Security researchers have discovered a European cyber crime operation that targeted more than 300 European banks, corporations and government agencies for more than 12 years without being caught.
The hacker collective, dubbed the "Harkonnen Operation", exploited a loophole in the UK that allowed it to launch spear-phishing attacks to infiltrate and plant Trojans in organisations in Germany, Switzerland and Austria, stealing and accessing sensitive and confidential data.
The operation was discovered by Israel-based security company Cybertinel alongside Elite Cyber Solutions, which said the UK's relatively tolerant requirements for purchasing SSL security certificates allowed it to continue undetected for so long. It targeted information such as studies on biological warfare and nuclear physics, infrastructure security plans and corporate financial documents.

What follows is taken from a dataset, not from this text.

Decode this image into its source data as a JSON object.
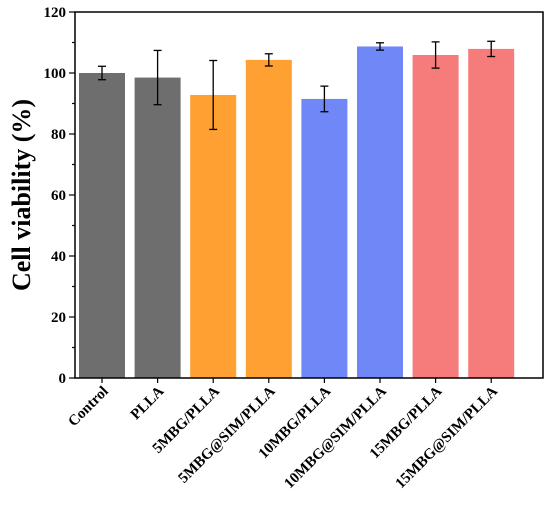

Elite Cyber Solutions chief executive Jonathan Gad said in a blog post: "The German attackers behind the network then had total control over the targeted computers and were able to carry out their espionage undisturbed for many years.
"At this point we are aware of the extent of the Harkonnen Operation, but the damage to the organisations that have been victims – in terms of loss of valuable data, income or the exposure of information related to employees and customers – is immeasurable."
The attack was initiated using a spear-phishing penetration and executed by running two system Trojans created in Germany. Once planted in workstations at the targeted companies, the Trojans were able to deliver sensitive and confidential data to the cyber crime network.
Trojans siphoning critical information were detected immediately and further investigation led to the source of the breach, revealing that the original domain was registered by a UK company.
Thanks to the certificates, the hacker fronts were considered legitimate, so no one bothered checking them, thus allowing the operation to go on for nearly 13 years. However, it seems the culprits' digital footprints have been identified and the affected companies are collaborating with German police to track them down.